Das Bundespräsidialamt teilte mit, über Vier-Augen-Gespräche und Telefonate gebe man grundsätzlich keine Auskunft. Die Presse- und Rundfunkfreiheit sei für den Bundespräsidenten jedoch ein hohes Gut. Daher habe Wulff zu den Krediten für sein Eigenheim und zu Urlaubsaufenthalten "Transparenz hergestellt, Erklärungen abgegeben und mehrere hundert Medienanfragen beantwortet".

Wulff drohte Springer mit "endgültigem Bruch"

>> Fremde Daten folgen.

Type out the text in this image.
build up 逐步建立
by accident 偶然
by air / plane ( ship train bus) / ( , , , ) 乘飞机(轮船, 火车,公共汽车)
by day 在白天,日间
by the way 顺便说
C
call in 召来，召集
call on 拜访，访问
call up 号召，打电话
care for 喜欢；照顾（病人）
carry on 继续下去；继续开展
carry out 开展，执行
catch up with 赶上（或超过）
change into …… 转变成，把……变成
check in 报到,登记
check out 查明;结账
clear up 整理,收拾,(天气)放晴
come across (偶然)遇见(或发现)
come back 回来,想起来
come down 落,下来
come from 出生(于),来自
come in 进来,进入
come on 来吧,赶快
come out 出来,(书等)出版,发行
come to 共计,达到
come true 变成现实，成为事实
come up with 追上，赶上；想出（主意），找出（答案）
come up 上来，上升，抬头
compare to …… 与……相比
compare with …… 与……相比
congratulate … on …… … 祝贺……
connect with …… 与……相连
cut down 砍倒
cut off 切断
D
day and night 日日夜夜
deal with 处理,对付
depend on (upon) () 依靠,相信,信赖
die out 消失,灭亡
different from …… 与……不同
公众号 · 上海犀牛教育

Der Medienkonzern Axel Springer hatte am Montagmorgen einen offiziellen Kommentar abgelehnt. Aufgrund des großen medialen Interesses habe sich die "Bild"-Redaktion aber im Laufe des Tages für eine Stellungnahme entschieden, sagte ein Verlagssprecher dem epd. Er bestätigte zugleich, dass Wulff auch bei Springer-Vorstandschef Mathias Döpfner angerufen habe, um die Berichterstattung zu verhindern. Döpfner habe dem Bundespräsidenten daraufhin erklärt, dass er sich nicht in die Belange der Redaktion einmischen wolle.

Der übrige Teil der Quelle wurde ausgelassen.